DP triumphalism must have been a factor in Van Schalkwyk’s desperate search for a way of going solo without shedding council seats. His overture to the ANC chairperson Mosuioa Lekota who is charged with weakening the DA was no doubt partly driven by a desire to settle scores.

The fallout from the split is still unforeseeable, but there is a grave risk opposition politics will suffer. If floor-crossing legislation is passed, or municipal elections called, the unicity and several marginal DA councils in the Western and Northern Cape are likely to fall to an ANC-NNP alliance.

At provincial level, where members were elected on separate party tickets, no legislation is required. If the ANC and NNP team up, or the ANC claims its right to form a government as the majority party, Leon will lose the Western Cape as a model of alternative rule.

The ANC may now “asset-strip” the NNP. Alternatively, the NNP could rebrand itself as a regional coloured party, along Inkatha lines. This would pose a serious threat to the DA’s multi-ethnic ambitions.

Given that the alliance’s DP leadership is already seen as an Anglo-Jewish club, Leon’s actions could have other long-range effects. Far from reading it as a blow for clean government, some senior black DA members say they are unhappy with his treatment of Marais, and predict electoral repercussions. If radio phone-in programmes are a pointer, black people sympathise with Marais.

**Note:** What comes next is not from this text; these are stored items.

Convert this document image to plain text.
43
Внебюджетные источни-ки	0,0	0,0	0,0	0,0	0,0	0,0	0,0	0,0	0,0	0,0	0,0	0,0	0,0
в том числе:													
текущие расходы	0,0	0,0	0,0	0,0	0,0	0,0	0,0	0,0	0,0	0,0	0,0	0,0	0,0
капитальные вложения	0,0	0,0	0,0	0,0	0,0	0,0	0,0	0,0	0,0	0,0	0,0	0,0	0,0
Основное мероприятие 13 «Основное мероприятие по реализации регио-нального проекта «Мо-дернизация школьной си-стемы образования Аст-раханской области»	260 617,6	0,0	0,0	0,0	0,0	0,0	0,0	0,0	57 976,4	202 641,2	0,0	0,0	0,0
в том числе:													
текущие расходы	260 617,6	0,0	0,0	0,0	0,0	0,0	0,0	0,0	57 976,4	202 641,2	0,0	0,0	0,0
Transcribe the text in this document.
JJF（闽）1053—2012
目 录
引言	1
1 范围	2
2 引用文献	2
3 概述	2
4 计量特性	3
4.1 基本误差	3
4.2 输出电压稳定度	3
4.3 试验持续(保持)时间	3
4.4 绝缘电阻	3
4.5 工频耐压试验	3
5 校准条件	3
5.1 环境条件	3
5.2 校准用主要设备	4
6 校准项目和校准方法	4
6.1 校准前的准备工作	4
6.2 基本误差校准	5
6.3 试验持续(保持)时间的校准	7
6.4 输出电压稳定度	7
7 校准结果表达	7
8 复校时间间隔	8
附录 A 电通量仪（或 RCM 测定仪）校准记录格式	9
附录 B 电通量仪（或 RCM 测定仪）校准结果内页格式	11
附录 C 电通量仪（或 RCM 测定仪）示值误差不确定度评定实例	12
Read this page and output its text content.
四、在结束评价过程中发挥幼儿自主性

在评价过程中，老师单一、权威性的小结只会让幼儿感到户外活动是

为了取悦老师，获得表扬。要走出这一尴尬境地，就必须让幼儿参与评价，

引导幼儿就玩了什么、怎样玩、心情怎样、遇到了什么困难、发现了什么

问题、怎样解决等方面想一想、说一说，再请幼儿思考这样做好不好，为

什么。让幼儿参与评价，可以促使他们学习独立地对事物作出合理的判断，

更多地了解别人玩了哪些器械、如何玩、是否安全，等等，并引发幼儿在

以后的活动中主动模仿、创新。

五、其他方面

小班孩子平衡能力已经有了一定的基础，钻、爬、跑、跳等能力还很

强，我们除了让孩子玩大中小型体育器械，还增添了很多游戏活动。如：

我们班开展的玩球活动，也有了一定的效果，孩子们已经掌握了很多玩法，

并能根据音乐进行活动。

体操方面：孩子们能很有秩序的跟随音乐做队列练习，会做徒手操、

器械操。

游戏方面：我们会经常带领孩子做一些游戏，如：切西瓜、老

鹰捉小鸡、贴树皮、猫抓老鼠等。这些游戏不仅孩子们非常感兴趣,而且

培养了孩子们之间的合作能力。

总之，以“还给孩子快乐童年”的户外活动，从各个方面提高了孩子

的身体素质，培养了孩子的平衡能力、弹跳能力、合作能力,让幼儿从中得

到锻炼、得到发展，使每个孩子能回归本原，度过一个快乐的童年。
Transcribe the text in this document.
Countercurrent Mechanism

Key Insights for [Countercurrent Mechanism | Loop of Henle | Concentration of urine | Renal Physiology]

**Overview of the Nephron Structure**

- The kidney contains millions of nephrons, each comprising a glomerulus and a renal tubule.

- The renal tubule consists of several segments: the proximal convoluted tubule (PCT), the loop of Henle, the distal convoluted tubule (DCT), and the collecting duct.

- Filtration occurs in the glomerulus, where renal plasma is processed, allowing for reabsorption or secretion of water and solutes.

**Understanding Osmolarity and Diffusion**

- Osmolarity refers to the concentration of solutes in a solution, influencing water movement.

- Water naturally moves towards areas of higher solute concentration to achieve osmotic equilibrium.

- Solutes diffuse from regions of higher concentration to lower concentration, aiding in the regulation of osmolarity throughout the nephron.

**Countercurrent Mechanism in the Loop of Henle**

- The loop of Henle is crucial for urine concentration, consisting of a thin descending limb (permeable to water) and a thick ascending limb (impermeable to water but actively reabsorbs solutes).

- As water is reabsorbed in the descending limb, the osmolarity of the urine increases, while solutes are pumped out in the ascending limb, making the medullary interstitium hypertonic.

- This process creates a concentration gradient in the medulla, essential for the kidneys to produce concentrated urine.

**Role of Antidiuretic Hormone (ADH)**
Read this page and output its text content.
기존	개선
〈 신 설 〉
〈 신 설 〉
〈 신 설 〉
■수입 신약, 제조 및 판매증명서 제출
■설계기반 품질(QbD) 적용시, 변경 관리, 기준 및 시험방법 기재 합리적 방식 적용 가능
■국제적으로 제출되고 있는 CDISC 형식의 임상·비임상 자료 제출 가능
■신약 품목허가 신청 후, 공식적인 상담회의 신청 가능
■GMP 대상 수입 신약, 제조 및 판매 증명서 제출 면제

His imperious handling of the NNP may also have hurt him among white Afrikaners. Praag, an Afrikaner lobby group, commented this week that “it appears he sees the country through Houghton eyes, and that the DA is still ruled by a PFP clique whose trademark quality has always been that they look down on everyone in the country except well-heeled urban English-speakers”.

Leon has charisma and is an effective parliamentarian. But he miscalculated in the 1999 election campaign by rejecting a coalition with the ANC in the Western Cape, and seems to have miscalculated in the current imbroglio.

The question now must be whether he and his inner circle have the realism, patience and judgement in short, a sufficiently reliable sense of their country to take the DA and opposition politics forward.